In the second portion of the reading, verses 16 – 18, Paul brings us face to face with his reality in these last days. Nero is on the throne, his thirst for Christian blood unquenchable. He was known to wrap Christians in oiled animal skins, impale them, and set them on fire along the road to burn as literal lamps in the night. It is worth noting here that even in their martyrdom, the light dispels the darkness, for we can proclaim with the Early Church Father Tertullian that ‘the blood of the martyrs is the seed of the church.’

As Paul pens this letter, that darkness must be overwhelming. If we go back to his letter in Romans 1, we find Paul writing of the great faith of the church in Rome and celebrating their great zeal for Christ. It is a church alive, vibrant, and thriving. Just a decade later, and Paul says of that same church, ‘At my first defense, no one came to my support, but everyone deserted me.’ Could it be that the majority of those faithful Romans of a decade earlier had already met their tragic end at the hands of Nero?

And yet, Paul reminds us that our eschatological hope is not connected to the end of our earthly lives, nor is it in connection with the end of life on earth as we know it. It is as the new kingdom and God’s reign in that kingdom become a reality that together we lift our glasses to celebrate with Christ in the drink offering – the celebration of accomplishment that is Christ’s birth, death, resurrection, and reign for ever more.

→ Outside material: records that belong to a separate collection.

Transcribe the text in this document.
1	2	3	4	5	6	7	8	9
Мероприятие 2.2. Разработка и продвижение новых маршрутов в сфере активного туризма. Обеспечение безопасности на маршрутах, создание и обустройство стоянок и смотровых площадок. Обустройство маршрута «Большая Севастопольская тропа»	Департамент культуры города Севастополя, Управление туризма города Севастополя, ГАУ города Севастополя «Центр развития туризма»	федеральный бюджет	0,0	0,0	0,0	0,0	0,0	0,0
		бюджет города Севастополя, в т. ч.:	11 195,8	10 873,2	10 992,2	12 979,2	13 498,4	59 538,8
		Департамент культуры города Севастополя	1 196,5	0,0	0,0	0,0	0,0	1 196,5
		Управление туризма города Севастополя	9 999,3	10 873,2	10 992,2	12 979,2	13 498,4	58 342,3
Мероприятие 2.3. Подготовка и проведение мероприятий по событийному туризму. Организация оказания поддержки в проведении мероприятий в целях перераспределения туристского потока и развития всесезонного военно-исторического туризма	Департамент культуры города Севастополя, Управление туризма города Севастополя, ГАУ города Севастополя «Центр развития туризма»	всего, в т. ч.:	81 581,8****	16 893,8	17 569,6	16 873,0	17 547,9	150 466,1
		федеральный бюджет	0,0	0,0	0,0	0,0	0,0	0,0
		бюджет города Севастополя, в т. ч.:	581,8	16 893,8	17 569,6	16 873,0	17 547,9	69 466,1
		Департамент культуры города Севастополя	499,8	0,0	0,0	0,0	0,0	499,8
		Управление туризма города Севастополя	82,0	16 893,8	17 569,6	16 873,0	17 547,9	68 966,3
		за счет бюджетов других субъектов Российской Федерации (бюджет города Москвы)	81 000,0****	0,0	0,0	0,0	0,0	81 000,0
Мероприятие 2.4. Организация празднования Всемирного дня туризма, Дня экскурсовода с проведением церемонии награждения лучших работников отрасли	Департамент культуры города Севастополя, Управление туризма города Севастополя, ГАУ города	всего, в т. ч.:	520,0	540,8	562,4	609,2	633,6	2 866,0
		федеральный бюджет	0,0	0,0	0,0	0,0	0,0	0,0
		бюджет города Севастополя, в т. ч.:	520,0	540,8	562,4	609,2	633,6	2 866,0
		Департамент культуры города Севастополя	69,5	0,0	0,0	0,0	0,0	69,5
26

Until that time, Paul tells us in his final letter, in his final days to preach the Word with our lives.

Langham, Andrew. Comments on the Drink Offering, http://biblecentre.org/content.php?mode=7&item=790

Questions for the congregation or for further development:

1. How can we spiritually offer or be a drink offering to God?

2. Consider Paul’s words in Philippians 1:21 ‘For me, to live is Christ, and to die is gain’. How do Paul’s words at the end of his life correspond or complete what he wrote to the Philippians?

3. Explore how our death, physical as well as death to sin become the celebration of God’s accomplishment.